La Suisse, Chine de l’Europe ?
Les statistiques économiques helvétiques racontent une histoire troublante et lourde de conséquences. Celle des efforts herculéens de la petite Banque Nationale Suisse (BNS) qui vend sa monnaie en quantités industrielles afin d’épargner à son économie la déflation et autres maux en provenance de l’Union Européenne. Cette histoire semble, pourtant, devoir tourner au drame, en tout cas à un affrontement prévisible avec cette même Union Européenne. Une fois de plus, les chiffres sont éloquents, qui font état de réserves détenues par la BNS en devises étrangères atteignant désormais des niveaux invraisemblables, sans commune mesure avec les fondamentaux du pays. Certes, le « peg » – ce plancher de 1.20 fixé par rapport à l’euro – tient-il admirablement bien. Mais seulement au prix de réserves en monnaies étrangères qui se montent à 41.4 milliards de francs suisses en juillet dernier, après 68.4 milliards en juin et 59.1 milliards en mai ! Les résultats obtenus par la BNS sont ainsi incontestables : le taux de chômage en Suisse ne s’établit-il pas à 2.7% tandis qu’il dépasse 10% en France et en Italie, crève les 25% en Espagne et avoisine 7% en Allemagne ? Pour autant, ce chaos évité par ce peg à l’économie helvétique ressemble plus à un sursis.
En effet, du haut de réserves monétaires qui représentent aujourd’hui 80% du P.I.B. suisse – et qui atteindront les 100% d’ici la fin 2012 -, la BNS s’est emmurée dans une fuite en avant qui la condamne à acquérir encore et toujours plus d’euros afin de stabiliser son économie et comprimer son chômage. Ce faisant, la Suisse ne remporte aucune guerre, juste quelques petites batailles, gagnées chèrement du reste puisqu’elles le sont sur le dos de ses partenaires européens qui sont les premiers à pâtir de ce peg. C’est effectivement une politique hautement conflictuelle vis-à-vis de ses voisins que mène la Suisse, qui parvient artificiellement à sauver les meubles chez elle en imprimant tous les francs suisses que sa planche est capable de cracher. Outre les milliards qui seront inévitablement perdus par la BNS dès qu’elle aura cessé sa lutte agressive contre le raffermissement de sa monnaie, qui reprendra dès lors son ascension. Aujourd’hui sur la sellette pour (ce qui reste de) son secret bancaire, la Suisse sera prochainement mise en accusation par ses partenaires comme « manipulatrice ». Pire encore puisque la masse gigantesque de ses euros acquis quotidiennement vont logiquement se loger dans les Bons du trésor allemands, au détriment des obligations d’Etat espagnoles ou italiennes. Car ce « peg » défendu becs et ongles par la BNS contribue manifestement à exacerber les tensions européennes en creusant davantage le différentiel entre les papiers-valeurs allemands et périphériques. Sachant que la Suisse se fera encore d’autres ennemis si elle tentait une diversification hors de l’euro, par exemple en faveur du dollar australien, canadien, voire du billet vert. L’appréciation de ces monnaies ayant naturellement des conséquences fâcheuses sur les exportations des pays concernés.
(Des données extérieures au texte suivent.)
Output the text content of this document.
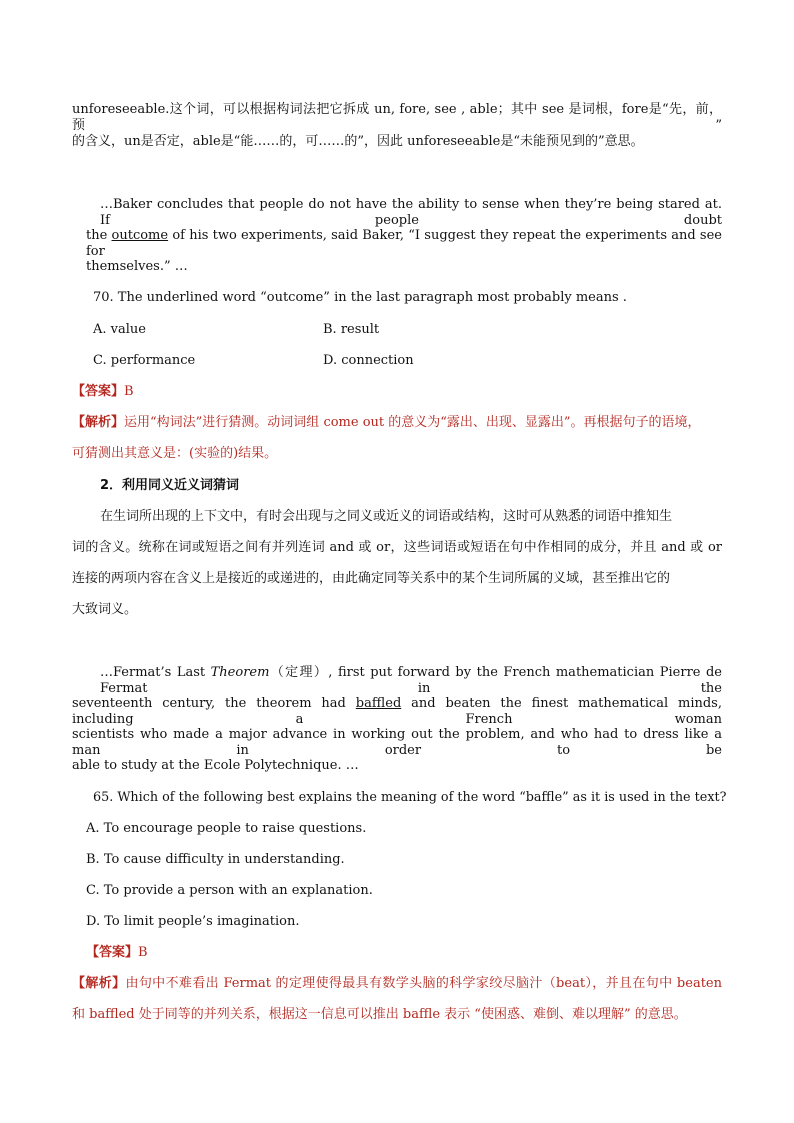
unforeseeable.这个词，可以根据构词法把它拆成 un, fore, see , able；其中 see 是词根，fore是“先，前，预”
的含义，un是否定，able是“能……的，可……的”，因此 unforeseeable是“未能预见到的”意思。
…Baker concludes that people do not have the ability to sense when they’re being stared at. If people doubt
the outcome of his two experiments, said Baker, “I suggest they repeat the experiments and see for
themselves.” …
70. The underlined word “outcome” in the last paragraph most probably means .
A. value	B. result
C. performance	D. connection
【答案】B
【解析】运用“构词法”进行猜测。动词词组 come out 的意义为“露出、出现、显露出”。再根据句子的语境，
可猜测出其意义是：(实验的)结果。
2．利用同义近义词猜词
在生词所出现的上下文中，有时会出现与之同义或近义的词语或结构，这时可从熟悉的词语中推知生
词的含义。统称在词或短语之间有并列连词 and 或 or，这些词语或短语在句中作相同的成分，并且 and 或 or
连接的两项内容在含义上是接近的或递进的，由此确定同等关系中的某个生词所属的义域，甚至推出它的
大致词义。
…Fermat’s Last Theorem（定理）, first put forward by the French mathematician Pierre de Fermat in the
seventeenth century, the theorem had baffled and beaten the finest mathematical minds, including a French woman
scientists who made a major advance in working out the problem, and who had to dress like a man in order to be
able to study at the Ecole Polytechnique. …
65. Which of the following best explains the meaning of the word “baffle” as it is used in the text?
A. To encourage people to raise questions.
B. To cause difficulty in understanding.
C. To provide a person with an explanation.
D. To limit people’s imagination.
【答案】B
【解析】由句中不难看出 Fermat 的定理使得最具有数学头脑的科学家绞尽脑汁（beat），并且在句中 beaten
和 baffled 处于同等的并列关系，根据这一信息可以推出 baffle 表示 “使困惑、难倒、难以理解” 的意思。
Mario Draghi, Président de la Banque centrale européenne, peut dire et même répéter qu’il entreprendra tout ce qui est en son pouvoir pour sauver l’euro. En attendant, il sait bien que la Suisse joue contre lui. Cette Suisse qui subira très prochainement une intense pression – une de plus ! – émanant de pays européens, déjà peu enclins à de la mansuétude vis-à-vis d’elle. Ces atouts immenses acquis à la faveur de la manipulation du franc suisse sont donc sur le point de fondre. Il semblerait que la BNS et que le gouvernement suisse – qui collectionnent gaffes et maladresses – doivent très prochainement lâcher encore du lest – voire achever de se mettre à nu – face à une Union Européenne qui la considère, souvent avec raison, comme un partenaire déloyal. Grande manipulatrice de sa monnaie devant l’éternel, la Suisse est aujourd’hui devenue la Chine de l’Europe.